Hingga 22 Juli 2026, Ditjen Pengendalian PHU menerima 139 pengaduan, terdiri atas 70 kasus umrah, 50 haji khusus, 18 haji reguler, dan satu kasus lainnya. Sebanyak 21 kasus telah diselesaikan, sementara sisanya masih dalam proses penanganan. Pada musim haji 1447 H/2026 M, Kemenhaj juga berhasil mencegah keberangkatan 306 calon jemaah haji nonprosedural melalui pengawasan bersama lintas instansi.
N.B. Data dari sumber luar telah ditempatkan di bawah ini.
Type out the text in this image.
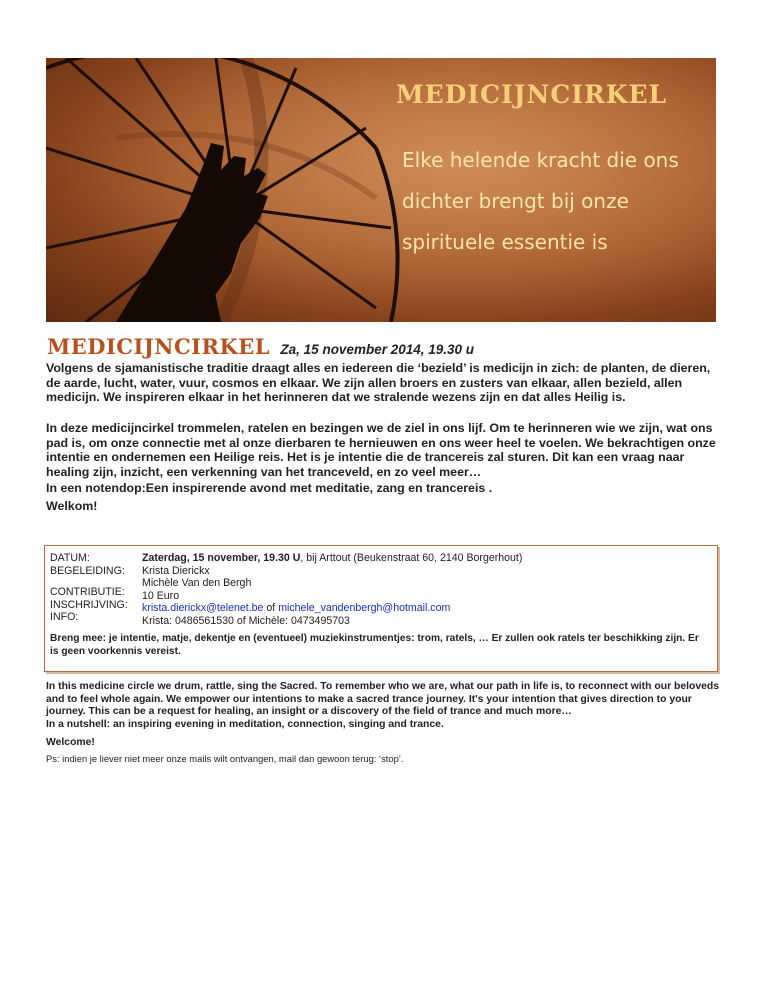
MEDICIJNCIRKEL
Elke helende kracht die ons dichter brengt bij onze spirituele essentie is
MEDICIJNCIRKEL Za, 15 november 2014, 19.30 u
Volgens de sjamanistische traditie draagt alles en iedereen die ‘bezield’ is medicijn in zich: de planten, de dieren, de aarde, lucht, water, vuur, cosmos en elkaar. We zijn allen broers en zusters van elkaar, allen bezield, allen medicijn. We inspireren elkaar in het herinneren dat we stralende wezens zijn en dat alles Heilig is.
In deze medicijncirkel trommelen, ratelen en bezingen we de ziel in ons lijf. Om te herinneren wie we zijn, wat ons pad is, om onze connectie met al onze dierbaren te hernieuwen en ons weer heel te voelen. We bekrachtigen onze intentie en ondernemen een Heilige reis. Het is je intentie die de trancereis zal sturen. Dit kan een vraag naar healing zijn, inzicht, een verkenning van het tranceveld, en zo veel meer…
In een notendop:Een inspirerende avond met meditatie, zang en trancereis .
Welkom!
DATUM:
BEGELEIDING:
CONTRIBUTIE:
INSCHRIJVING:
INFO:
Zaterdag, 15 november, 19.30 U, bij Arttout (Beukenstraat 60, 2140 Borgerhout)
Krista Dierickx
Michèle Van den Bergh
10 Euro
krista.dierickx@telenet.be of michele_vandenbergh@hotmail.com
Krista: 0486561530 of Michèle: 0473495703
Breng mee: je intentie, matje, dekentje en (eventueel) muziekinstrumentjes: trom, ratels, … Er zullen ook ratels ter beschikking zijn. Er is geen voorkennis vereist.
In this medicine circle we drum, rattle, sing the Sacred. To remember who we are, what our path in life is, to reconnect with our beloveds and to feel whole again. We empower our intentions to make a sacred trance journey. It's your intention that gives direction to your journey. This can be a request for healing, an insight or a discovery of the field of trance and much more…
In a nutshell: an inspiring evening in meditation, connection, singing and trance.
Welcome!
Ps: indien je liever niet meer onze mails wilt ontvangen, mail dan gewoon terug: ‘stop’.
Selain memperkuat pengawasan, Kemenhaj tengah mengkaji penerapan rekening escrow untuk penyelenggaraan umrah guna meningkatkan perlindungan dana jemaah dan akuntabilitas Penyelenggara Perjalanan Ibadah Umrah (PPIU).
Harun berharap seluruh ASN menjadikan pengendalian sebagai budaya kerja, sehingga penyelenggaraan haji dan umrah semakin profesional, akuntabel, dan mampu memberikan pelindungan terbaik bagi jemaah.